03/11/2023 - 13:10 - 14:40 CO7.3 - De mães, avós e jornalistas. Reflexões (De) coloniais sobre a vida e a saúde |
46005 - CARTAS PARA MINHA AVÓ: REFLEXÕES SOBRE O CUIDADO EM SAÚDE A PARTIR DE UMA LENTE DECOLONIAL GLEICIELLY ZOPELARO BRAGA - UFF, MÔNICA DE REZENDE - UFF
Apresentação/Introdução De onde eu venho, no interior de Minas, é comum as meninas aprenderem bordar. De geração a geração, com orgulho, as mulheres mais velhas ensinam as mais novas fio a fio esse feitio. As linhas se entrelaçam formando desenhos, tessituras, colorindo o molde. Assim como em um bordado, a vida se conecta, passado e presente dialogam, logo, as histórias de vida se costuram, somam, e os caminhos são partilhados. Pensando nisso, esse trabalho ousa dialogar com Aline Pachamama, Ailton Krenak, e outras autoras quando invocam sua ancestralidade, contribuindo para reflexões decoloniais frente ao cuidado em saúde, ensino e aprendizagem acadêmicos.
Objetivos Esse diálogo tem como objetivo refletir sobre as práticas do cuidado que apesar do apagamento e da desvalorização do saber ancestral, resiste e é capaz de nos clarear horizontes
Metodologia A partir da narrativa em cartas em um tempo não cronológico, converso com minha avó, uma descendente do povo Puri da Zona da Mata Mineira, guardiã dos saberes e encantarias da floresta. Essa mulher, representante de um coletivo indígena que sofreu ou sofre apagamento é também aquela que me inspira força e resistência.

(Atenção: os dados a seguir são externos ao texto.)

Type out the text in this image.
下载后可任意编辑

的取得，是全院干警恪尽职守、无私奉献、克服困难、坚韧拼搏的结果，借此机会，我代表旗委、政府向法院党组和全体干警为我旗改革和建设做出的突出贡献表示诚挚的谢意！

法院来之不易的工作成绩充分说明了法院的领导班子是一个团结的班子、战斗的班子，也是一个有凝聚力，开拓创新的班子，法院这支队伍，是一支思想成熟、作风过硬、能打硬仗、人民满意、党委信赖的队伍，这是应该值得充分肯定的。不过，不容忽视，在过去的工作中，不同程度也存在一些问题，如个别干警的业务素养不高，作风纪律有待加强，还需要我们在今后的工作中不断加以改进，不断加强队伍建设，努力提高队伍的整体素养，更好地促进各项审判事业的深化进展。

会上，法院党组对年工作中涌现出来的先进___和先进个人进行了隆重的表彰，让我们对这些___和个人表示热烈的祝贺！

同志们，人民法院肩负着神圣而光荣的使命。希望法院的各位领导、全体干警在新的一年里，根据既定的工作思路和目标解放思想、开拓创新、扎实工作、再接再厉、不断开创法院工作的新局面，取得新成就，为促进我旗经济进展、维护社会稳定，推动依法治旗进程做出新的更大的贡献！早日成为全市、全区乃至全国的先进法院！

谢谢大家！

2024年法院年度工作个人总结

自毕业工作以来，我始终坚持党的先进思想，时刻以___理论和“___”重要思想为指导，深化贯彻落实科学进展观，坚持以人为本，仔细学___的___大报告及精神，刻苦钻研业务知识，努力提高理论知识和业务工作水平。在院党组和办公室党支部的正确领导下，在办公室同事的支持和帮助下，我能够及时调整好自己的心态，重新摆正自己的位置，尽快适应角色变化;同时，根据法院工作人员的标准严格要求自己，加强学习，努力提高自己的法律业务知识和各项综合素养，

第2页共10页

Resultados e discussão Assim como Luiz Antônio Simas e Luiz Rufino, me vejo em certos desassossegos ao pensar sobre o modelo de produção de conhecimento, que por vezes acaba por reduzir e descredibilizar experiências sociais, culturais, espirituais. Logo, a transgressão dos limites coloniais pode ser entendida como princípio ético, que rompe com o legado da colonialidade, em que é impossível a lógica de um formato único de cuidado, de saberes e de vida.
O assombro propagado e mantido durante gerações pelos opressores, forçaram às habilidades tradicionais a se esconderem, e mesmo enquanto anônimas, sussurraram seus dons, como vozes que ecoavam da sensibilidade e sabedoria.
A dedicação desse cuidado ancestral atua na contra mão da biomedicina, em que o trabalho fragmentado acaba por assumir as mazelas do corpo físico enquanto doenças a serem tratadas, deixando de lado o ser humano em toda sua complexidade, que transcende essa dimensão.
Em cartas para minha avó, invoco memórias de uma infância, mergulho nos rios de minhas lembranças, onde compreendo o motivo do cuidado que hoje, profissional do SUS, coloco em disputa e busco exercer. Quando me deparo com a dor da outra, ouço o ecoar dos ensinamentos dela, reverberando através de meus poros. Quando fecho os olhos, na calada da noite, ainda ouço suas palavras que bem dizem e agradecem às estrelas o dia que findou.
Tudo está conectado, fazemos parte de uma teia, e o cuidado com a outra também é me cuidar. Sarar a outra, também é me sarar. Ouvir a outra, também é me ouvir.
Partimos do pressuposto de que não existe futuro saudável se a formação dos profissionais em saúde não dialogar com a ancestralidade, pensada enquanto uma dimensão que interliga diferentes expressões e possibilidades de existência. A vida acontece para além das salas de consultórios de atendimentos, assim como a riqueza na aprendizagem se encontra para além dos muros universitários. É imprescindível romper com a reprodução dos moldes colonizadores onde o único mundo possível é esse, das classes dominantes, em que tudo se transforma em mercadoria... a educação, a saúde, o alimento, a água, a moradia, a cultura, o conhecimento, a dignidade, a natureza, a terra, as pessoas, as vidas.
Conclusões/Considerações finais Concluo, que esse estudo contribui na reflexão das práticas de cuidado que acontecem no cotidiano e no campo de ensino e aprendizagem, nos horizontalizando para a possibilidade de um diálogo que transborda os limites disciplinares, acolhendo as diversas faces do conhecimento, uma rede, teia, em que fio a fio os saberes, as encantarias, se conectam.